In between, our two concerts of ‘Carols in the Cathedral’ in December once again brought the joy of Christmas music, with renowned soprano Amy Carson as special guest while Stephen Tanner, our associate director of music, complemented the singing with superb playing on the Cathedral organ. Finally, our summer concert in May was combined with a workshop exploring Sir Karl Jenkins’ choral classic, The Armed Man. The day ended with a moving performance of the work, enhanced by guest musicians on keyboard, trumpet, cello and percussion.

Other musical highlights
During the coronavirus restrictions of March 2020 to May 2021, members met virtually on Zoom and, when permitted, rehearsed together in the open air until ‘normal’ rehearsals resumed officially in September 2021. Returning, with much relief, to Exeter Cathedral in November 2021 for the start of the choir’s 175th season, we performed Fauré’s poignant Requiem, and in December sang our customary two nights of Carols in the Cathedral, with Isca Voices as guests. In March 2022 the London Mozart Players joined us in Exeter Cathedral for Brahms’ monumental Ein deutsches Requiem.

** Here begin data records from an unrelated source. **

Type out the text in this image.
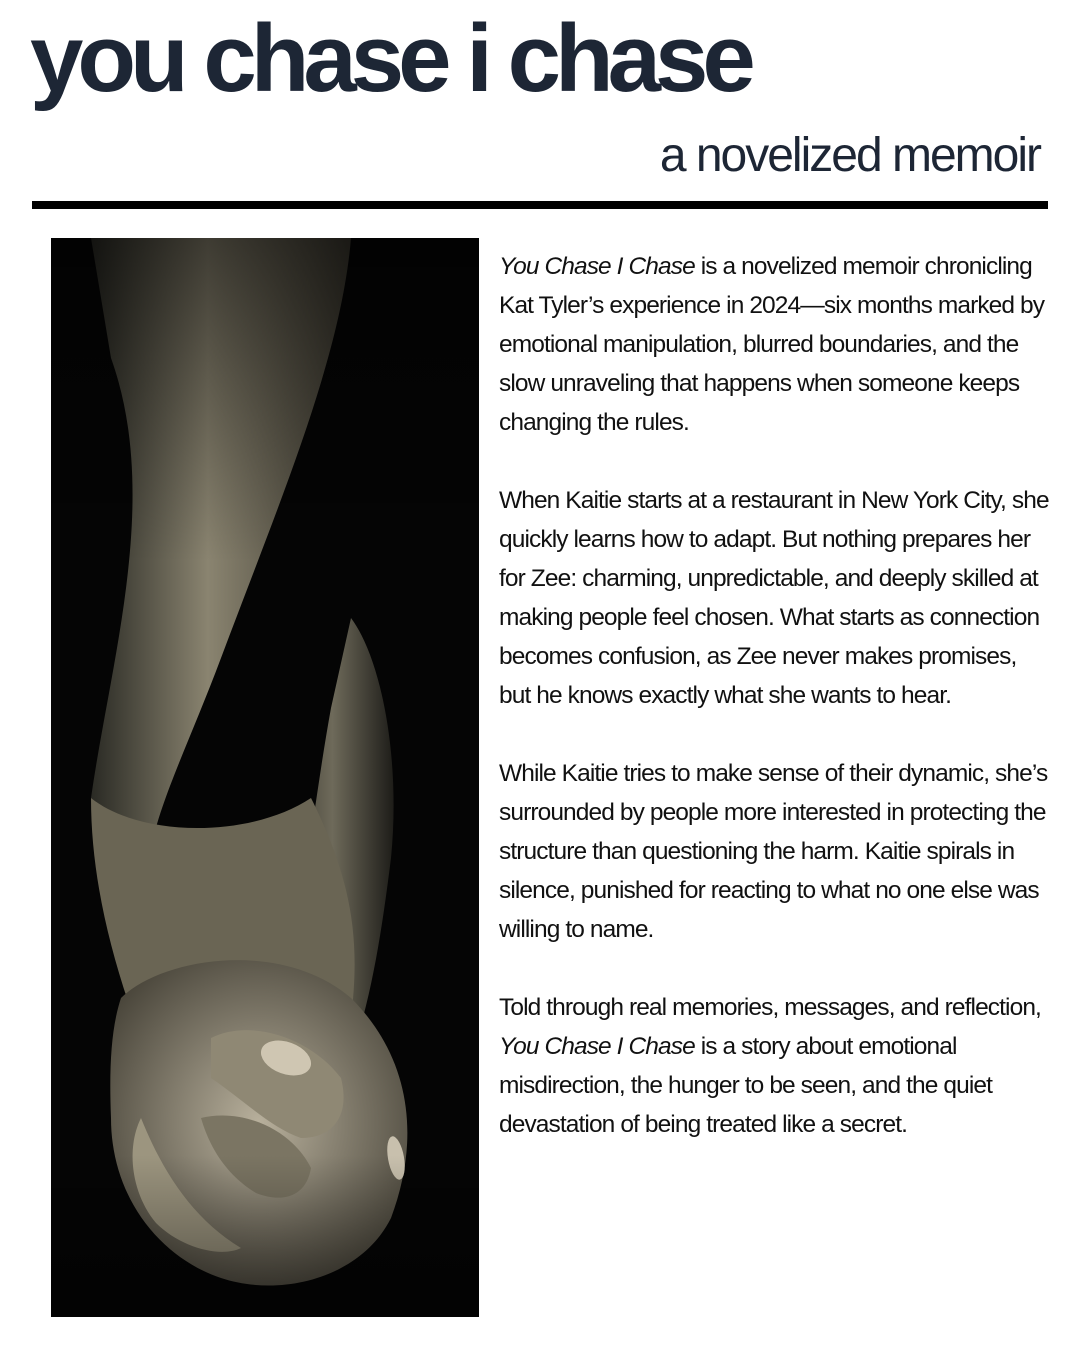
you chase i chase
a novelized memoir

You Chase I Chase is a novelized memoir chronicling Kat Tyler’s experience in 2024—six months marked by emotional manipulation, blurred boundaries, and the slow unraveling that happens when someone keeps changing the rules.

When Kaitie starts at a restaurant in New York City, she quickly learns how to adapt. But nothing prepares her for Zee: charming, unpredictable, and deeply skilled at making people feel chosen. What starts as connection becomes confusion, as Zee never makes promises, but he knows exactly what she wants to hear.

While Kaitie tries to make sense of their dynamic, she’s surrounded by people more interested in protecting the structure than questioning the harm. Kaitie spirals in silence, punished for reacting to what no one else was willing to name.

Told through real memories, messages, and reflection, You Chase I Chase is a story about emotional misdirection, the hunger to be seen, and the quiet devastation of being treated like a secret.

Our 2019/20 season had begun in October 2019 with English and American music at Holy Trinity Church, Exmouth, followed by the two carol concerts in Exeter Cathedral featuring Winchester College Quiristers and Chaconne Brass. On March 2020 we returned to the Cathedral to perform Beethoven Missa Solemnis, accompanied by the English Chamber Orchestra – just one week before the start of the nationwide lockdown.

Looking further back to more normal times, the choir’s 2018/19 season included a debut appearance in Exeter’s Northcott Theatre in June 2019, performing Rossini Petite Messe solennelle and Brahms Liebeslieder-Walzer. Exeter Cathedral was the venue in March 2019 for a performance of Haydn Creation with the London Mozart Players, and also in November 2018 for Bruckner Mass in E minor and John Rutter Requiem.

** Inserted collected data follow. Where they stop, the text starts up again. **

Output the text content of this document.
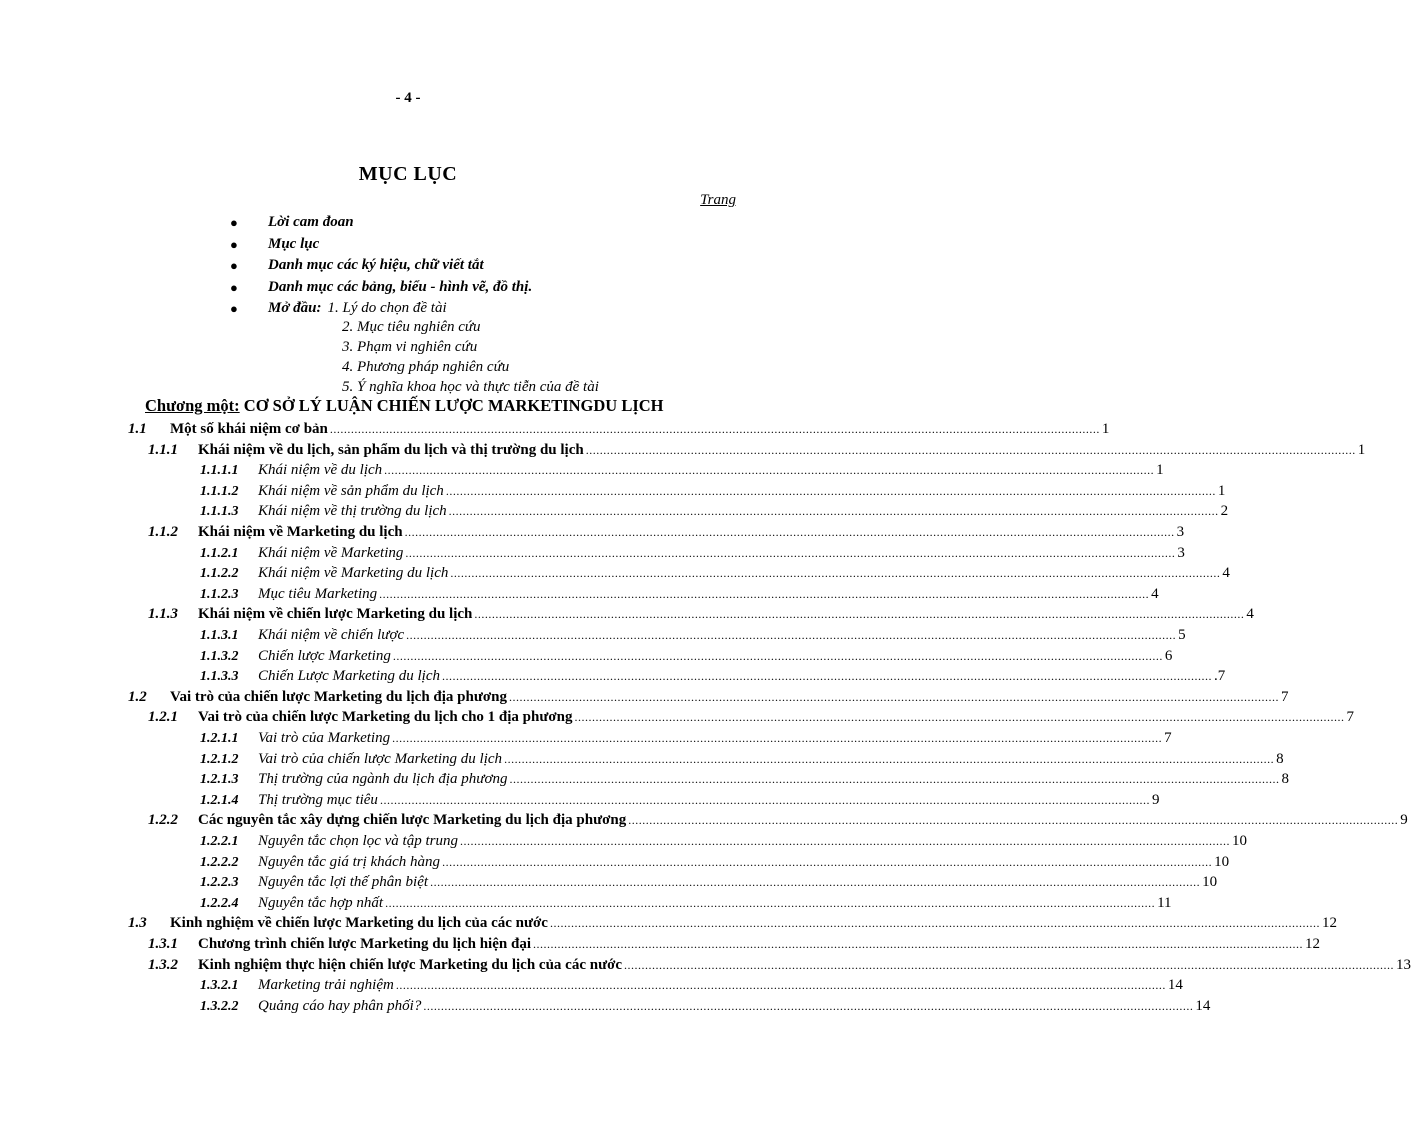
- 4 -
MỤC LỤC
Trang
● Lời cam đoan
● Mục lục
● Danh mục các ký hiệu, chữ viết tắt
● Danh mục các bảng, biểu - hình vẽ, đồ thị.
● Mở đầu: 1. Lý do chọn đề tài
2. Mục tiêu nghiên cứu
3. Phạm vi nghiên cứu
4. Phương pháp nghiên cứu
5. Ý nghĩa khoa học và thực tiễn của đề tài
Chương một: CƠ SỞ LÝ LUẬN CHIẾN LƯỢC MARKETINGDU LỊCH
1.1	Một số khái niệm cơ bản ............................................................................................................................................................................................................................ 1
1.1.1	Khái niệm về du lịch, sản phẩm du lịch và thị trường du lịch ............................................................................................................................................................................................................................ 1
1.1.1.1	Khái niệm về du lịch ............................................................................................................................................................................................................................ 1
1.1.1.2	Khái niệm về sản phẩm du lịch ............................................................................................................................................................................................................................ 1
1.1.1.3	Khái niệm về thị trường du lịch ............................................................................................................................................................................................................................ 2
1.1.2	Khái niệm về Marketing du lịch ............................................................................................................................................................................................................................ 3
1.1.2.1	Khái niệm về Marketing ............................................................................................................................................................................................................................ 3
1.1.2.2	Khái niệm về Marketing du lịch ............................................................................................................................................................................................................................ 4
1.1.2.3	Mục tiêu Marketing ............................................................................................................................................................................................................................ 4
1.1.3	Khái niệm về chiến lược Marketing du lịch ............................................................................................................................................................................................................................ 4
1.1.3.1	Khái niệm về chiến lược ............................................................................................................................................................................................................................ 5
1.1.3.2	Chiến lược Marketing ............................................................................................................................................................................................................................ 6
1.1.3.3	Chiến Lược Marketing du lịch ............................................................................................................................................................................................................................ .7
1.2	Vai trò của chiến lược Marketing du lịch địa phương ............................................................................................................................................................................................................................ 7
1.2.1	Vai trò của chiến lược Marketing du lịch cho 1 địa phương ............................................................................................................................................................................................................................ 7
1.2.1.1	Vai trò của Marketing ............................................................................................................................................................................................................................ 7
1.2.1.2	Vai trò của chiến lược Marketing du lịch ............................................................................................................................................................................................................................ 8
1.2.1.3	Thị trường của ngành du lịch địa phương ............................................................................................................................................................................................................................ 8
1.2.1.4	Thị trường mục tiêu ............................................................................................................................................................................................................................ 9
1.2.2	Các nguyên tắc xây dựng chiến lược Marketing du lịch địa phương ............................................................................................................................................................................................................................ 9
1.2.2.1	Nguyên tắc chọn lọc và tập trung ............................................................................................................................................................................................................................ 10
1.2.2.2	Nguyên tắc giá trị khách hàng ............................................................................................................................................................................................................................ 10
1.2.2.3	Nguyên tắc lợi thế phân biệt ............................................................................................................................................................................................................................ 10
1.2.2.4	Nguyên tắc hợp nhất ............................................................................................................................................................................................................................ 11
1.3	Kinh nghiệm về chiến lược Marketing du lịch của các nước ............................................................................................................................................................................................................................ 12
1.3.1	Chương trình chiến lược Marketing du lịch hiện đại ............................................................................................................................................................................................................................ 12
1.3.2	Kinh nghiệm thực hiện chiến lược Marketing du lịch của các nước ............................................................................................................................................................................................................................ 13
1.3.2.1	Marketing trải nghiệm ............................................................................................................................................................................................................................ 14
1.3.2.2	Quảng cáo hay phân phối? ............................................................................................................................................................................................................................ 14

Howard Ionascu was appointed as the choir’s Director of Music in September 2017. His first season in 2017/18 included a Mozart concert in Exeter Cathedral, featuring the Requiem and Clarinet Concerto, and a concert of French and English music at Buckfast Abbey, accompanied by its superb new Ruffatti organ.

The choir celebrated its 170th anniversary season in 2016/17 with three masterworks in Exeter Cathedral – Handel Messiah, Verdi Requiem and Elgar The Dream of Gerontius, the latter work being chosen by Andrew Millington for his last performance with the choir before his retirement as Director of Music.

Other highlights of recent years included a nautical-themed concert in March 2016 in Exeter Cathedral. This featured Vaughan Williams A Sea Symphony, together with the first performance of Andrew Millington’s new work, The Seafarer, based on an Anglo-Saxon poem from the unique 10th-century Exeter Book, housed in Exeter Cathedral’s Library and Archives. In 2012 the choir joined the Scottish National Orchestra and Exeter Cathedral Choir for the first recording of the Lazarus Requiem by contemporary composer Patrick Hawes.